How to fully consolidate free space on a defragmented HD
My scenario:
- My HDD is fully defragmented and must be kept defragmented.
- Free space must be fully defragmented (no small gaps) so when copying new files with iso2opl they aren't fragmented.
I think the only solution is to make the existing files "slide" toward the beginning of the disk.
Options I've already discarded:
- Defrag the new files after they are copied (can't do that when disk free space is below 10%)
- Reformat the HDD and copy all the files over (it's slow and I don't have another HDD free for the process)
- jkdefrag -a 5 "Force together" (create fragments)
- MyDefrag "Consolidate Free Space" script (will create fragments)
- Defraggler (will only move whole files if they fill the free blocks)
Options I'm considering:
- dirms "Compact" mode (documentation not totally clear)
- Auslogics Disk Defrag Free (documentation incomplete about free space consolidation)
- VOPT Defragger "Tightest Packing" (documentation incomplete)
IMPORTANT EDIT: Forgot to mention my HDD is formatted in FAT32 and it is not a system drive!
Solution 1:
You may not be able to
If there are any unmovable files on the disk it is very likely that you will not be able to have both 100% defragmented files AND 100% defragmented free space at the same time. This is because the amount of space between unmovable files may not have any combination of your files that are the same length. Plus the unmovable files themselves may be fragmented.
From memory FAT32 stores its directory structure in unmovable files, though it has been a lot of years since I've really used FAT32. Yes a directory is stored as a file on the disk that essentially contains a list of the files and folders inside it and where on the disk each of them starts. As you add more files to a directory the size of the file storing the directory information grows. This can become fragmented. NTFS allows you to defragment the directory files too.
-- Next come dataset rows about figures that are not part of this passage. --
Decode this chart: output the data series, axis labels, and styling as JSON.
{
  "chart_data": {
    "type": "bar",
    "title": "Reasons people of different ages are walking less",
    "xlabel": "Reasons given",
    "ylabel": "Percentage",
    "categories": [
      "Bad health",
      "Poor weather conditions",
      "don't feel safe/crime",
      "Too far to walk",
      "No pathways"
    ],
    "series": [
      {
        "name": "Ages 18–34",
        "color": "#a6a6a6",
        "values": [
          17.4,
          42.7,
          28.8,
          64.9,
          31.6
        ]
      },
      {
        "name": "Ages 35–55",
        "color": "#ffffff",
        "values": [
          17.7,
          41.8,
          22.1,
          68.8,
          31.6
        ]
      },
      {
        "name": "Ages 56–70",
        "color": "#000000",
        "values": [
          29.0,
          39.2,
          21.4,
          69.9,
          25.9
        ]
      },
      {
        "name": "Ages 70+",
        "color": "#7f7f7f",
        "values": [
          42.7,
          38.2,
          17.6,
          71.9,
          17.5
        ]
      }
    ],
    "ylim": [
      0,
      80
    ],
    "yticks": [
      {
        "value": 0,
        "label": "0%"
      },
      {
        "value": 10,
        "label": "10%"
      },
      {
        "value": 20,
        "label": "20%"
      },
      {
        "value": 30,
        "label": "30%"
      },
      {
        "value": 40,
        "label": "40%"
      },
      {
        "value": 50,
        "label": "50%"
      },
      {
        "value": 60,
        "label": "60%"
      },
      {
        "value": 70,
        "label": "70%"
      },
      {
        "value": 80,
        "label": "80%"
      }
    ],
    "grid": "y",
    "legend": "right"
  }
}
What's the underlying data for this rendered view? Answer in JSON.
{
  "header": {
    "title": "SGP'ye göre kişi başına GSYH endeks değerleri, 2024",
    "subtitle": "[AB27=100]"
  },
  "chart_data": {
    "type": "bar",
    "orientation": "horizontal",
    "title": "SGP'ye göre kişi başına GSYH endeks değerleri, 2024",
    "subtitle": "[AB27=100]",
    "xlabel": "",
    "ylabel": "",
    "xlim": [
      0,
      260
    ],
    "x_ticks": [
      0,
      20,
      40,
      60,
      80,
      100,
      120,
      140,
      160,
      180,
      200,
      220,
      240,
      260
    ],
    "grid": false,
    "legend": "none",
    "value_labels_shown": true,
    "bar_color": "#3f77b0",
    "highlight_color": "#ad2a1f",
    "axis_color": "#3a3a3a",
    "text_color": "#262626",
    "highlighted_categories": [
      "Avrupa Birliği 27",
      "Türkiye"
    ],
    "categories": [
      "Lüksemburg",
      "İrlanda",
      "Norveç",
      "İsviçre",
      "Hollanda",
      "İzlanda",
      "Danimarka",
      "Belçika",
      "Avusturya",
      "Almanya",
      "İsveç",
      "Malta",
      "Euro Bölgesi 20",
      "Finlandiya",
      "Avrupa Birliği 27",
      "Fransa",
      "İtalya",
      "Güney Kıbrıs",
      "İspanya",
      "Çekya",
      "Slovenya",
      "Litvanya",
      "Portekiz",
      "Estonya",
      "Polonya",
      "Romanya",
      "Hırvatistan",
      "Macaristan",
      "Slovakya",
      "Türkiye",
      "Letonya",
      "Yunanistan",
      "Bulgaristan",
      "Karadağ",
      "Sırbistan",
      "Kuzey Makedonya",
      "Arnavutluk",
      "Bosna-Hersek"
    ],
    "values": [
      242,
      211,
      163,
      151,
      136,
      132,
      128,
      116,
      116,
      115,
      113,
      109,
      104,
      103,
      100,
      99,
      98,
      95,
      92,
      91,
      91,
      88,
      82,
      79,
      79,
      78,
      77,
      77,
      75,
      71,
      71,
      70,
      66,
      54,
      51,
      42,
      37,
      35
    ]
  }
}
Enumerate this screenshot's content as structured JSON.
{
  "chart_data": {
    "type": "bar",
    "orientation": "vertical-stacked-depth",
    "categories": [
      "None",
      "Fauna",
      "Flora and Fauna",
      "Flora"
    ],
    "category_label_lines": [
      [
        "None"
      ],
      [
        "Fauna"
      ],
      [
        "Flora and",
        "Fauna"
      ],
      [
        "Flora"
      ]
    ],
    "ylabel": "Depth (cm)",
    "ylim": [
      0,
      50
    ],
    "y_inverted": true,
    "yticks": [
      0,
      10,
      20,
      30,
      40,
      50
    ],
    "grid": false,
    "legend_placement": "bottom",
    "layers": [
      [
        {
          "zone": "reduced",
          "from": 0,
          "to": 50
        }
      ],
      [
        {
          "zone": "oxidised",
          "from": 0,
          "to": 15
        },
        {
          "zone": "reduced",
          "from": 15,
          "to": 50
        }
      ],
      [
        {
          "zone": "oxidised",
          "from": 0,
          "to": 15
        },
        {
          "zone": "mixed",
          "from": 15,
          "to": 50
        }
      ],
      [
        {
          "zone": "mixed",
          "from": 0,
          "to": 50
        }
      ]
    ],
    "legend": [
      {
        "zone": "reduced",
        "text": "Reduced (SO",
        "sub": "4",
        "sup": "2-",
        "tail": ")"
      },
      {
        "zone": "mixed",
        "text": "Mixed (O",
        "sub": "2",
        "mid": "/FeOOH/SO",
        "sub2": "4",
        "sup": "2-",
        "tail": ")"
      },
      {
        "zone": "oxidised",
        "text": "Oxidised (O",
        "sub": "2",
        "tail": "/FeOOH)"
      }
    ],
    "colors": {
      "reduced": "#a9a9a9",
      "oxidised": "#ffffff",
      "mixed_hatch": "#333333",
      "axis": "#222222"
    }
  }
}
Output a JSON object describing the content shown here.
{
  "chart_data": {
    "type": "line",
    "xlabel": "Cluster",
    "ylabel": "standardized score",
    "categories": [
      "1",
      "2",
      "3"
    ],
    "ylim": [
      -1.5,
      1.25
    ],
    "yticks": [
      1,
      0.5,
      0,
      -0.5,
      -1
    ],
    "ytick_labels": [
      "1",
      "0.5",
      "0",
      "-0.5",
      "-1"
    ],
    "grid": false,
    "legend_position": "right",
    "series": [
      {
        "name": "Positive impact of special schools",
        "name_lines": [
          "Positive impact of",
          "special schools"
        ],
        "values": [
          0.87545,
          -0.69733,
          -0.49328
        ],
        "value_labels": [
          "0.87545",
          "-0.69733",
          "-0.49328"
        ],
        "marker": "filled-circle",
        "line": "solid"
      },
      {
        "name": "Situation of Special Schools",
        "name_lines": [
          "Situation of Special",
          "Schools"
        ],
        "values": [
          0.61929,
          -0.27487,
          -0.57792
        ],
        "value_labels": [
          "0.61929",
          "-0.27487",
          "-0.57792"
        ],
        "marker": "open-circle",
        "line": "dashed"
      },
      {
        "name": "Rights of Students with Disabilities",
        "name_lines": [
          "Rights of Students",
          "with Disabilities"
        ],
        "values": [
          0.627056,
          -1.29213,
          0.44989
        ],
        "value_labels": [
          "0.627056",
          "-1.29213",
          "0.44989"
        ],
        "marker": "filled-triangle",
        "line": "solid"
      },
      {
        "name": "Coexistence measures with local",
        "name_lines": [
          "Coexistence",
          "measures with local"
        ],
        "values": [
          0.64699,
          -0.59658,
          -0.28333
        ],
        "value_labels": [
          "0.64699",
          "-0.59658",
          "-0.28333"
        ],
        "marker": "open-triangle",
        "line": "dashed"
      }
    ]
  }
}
If this is also a system drive there will be some unmovable system files too. You can get around this by putting the disk in another system or booting up from another drive/cd/dvd/usb/etc.
The developer of jkdefrag renamed his product to MyDefrag. I know that the MyDefrag tool allows you to wrap a file around unmovable files, such that the free space is 100% consolidated, and all of the movable files on the disk are in sequential order, like defragmented files, but with the unmovable files in between segments of the file. This will show the files as fragmented, but reading them will still be very fast due to them being on the disk in sequence. Reading one of these files that wrap around the unmovable files will occur in sequential disk logical block address order but with a few gaps here and there. The length of time it takes a disk to skip reading some sectors is VERY short.
Edit: Also, just because there is open free space does not mean windows or for that matter Linux will use the space you expect in a sequential nature when adding new files. You may have to defragment anyway.